Bob Old, who participated in helicopter rescue operations during the deadly Hurricane Juan in the Gulf of Mexico in 1985, recalls how he along with dozens of energy workers were stranded on the offshore platform for nine days. The event was a learning experience for both Old and the aviation industry.
“Most of the time the Gulf of Mexico looks like a scenic postcard, but it also can be the scariest nightmare,” said Old, a manager at Bristow Group, a Houston aviation services company. “It can be very unpredictable.”
Now, as the Atlantic hurricane season begins, energy companies and contractors are focusing on improved forecasting, planning, and decision making to avoid situations like those experienced by Old. New technology allows meteorologists and companies to more accurately predict major storms and their paths.
At Royal Dutch Shell, which operates the most oil platforms in the Gulf of Mexico, the priorities in order of importance are safety, protection of offshore facilities, and maximizing the oil and gas production“, says Phil Smith, Shell’s general manager for emergency management in North and South America.
“When a storm is coming onshore, we’re already planning to redeploy and restart,” said Smith, who has a team of 80 professionals for hurricane and storm planning.
Energy companies like Shell establish transition times, or T time, to evacuate or relocate a rig or platform. T times can be five or six days before a storm arrives. Shell has a list of non-essential workers – such as engineers and construction and maintenance workers – who can be evacuated without interrupting operations. In the meantime, rig crews secure equipment and shut down ancillary construction and maintenance work. The company will ensure there is sufficient food and supply for people remaining on the platforms.
Shell evacuates workers at least three days before conditions worsen, contracting companies such as FairLifts to schedule at least seven helicopters with additional helicopters on standby for evacuation operations. FairLifts works with a network of affiliates that provide helicopters to transport 12 people at a time from offshore to shore and back in under three hours. Flights run from sunrise to sunset with crews limited to 10 hours of flight time per day.
Unless a storm is extremely severe, essential personnel may remain to keep production going.

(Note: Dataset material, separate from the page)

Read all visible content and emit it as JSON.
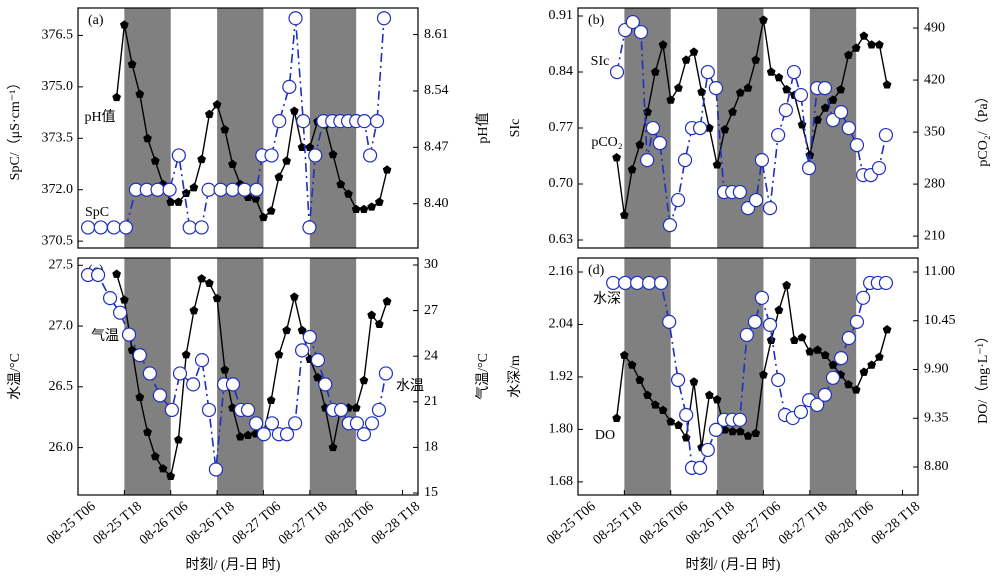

“We’re kind of hedging our bets a bit,” Smith said. “Sometimes the storm turns or fizzles out and you’re still producing.”
Oil companies also employ drillships and deepwater floating platforms that can be moved away from the path of storms to avoid destruction. The deepest oil platform in the world, Shell’s Stones facility, can be detached and moved to safety.
“There’s nothing to stop the weather out there. Absolutely nothing,” Old said. “The beauty is the weather reporting is so much better, and so is the safety. Nobody wants to get stuck offshore.”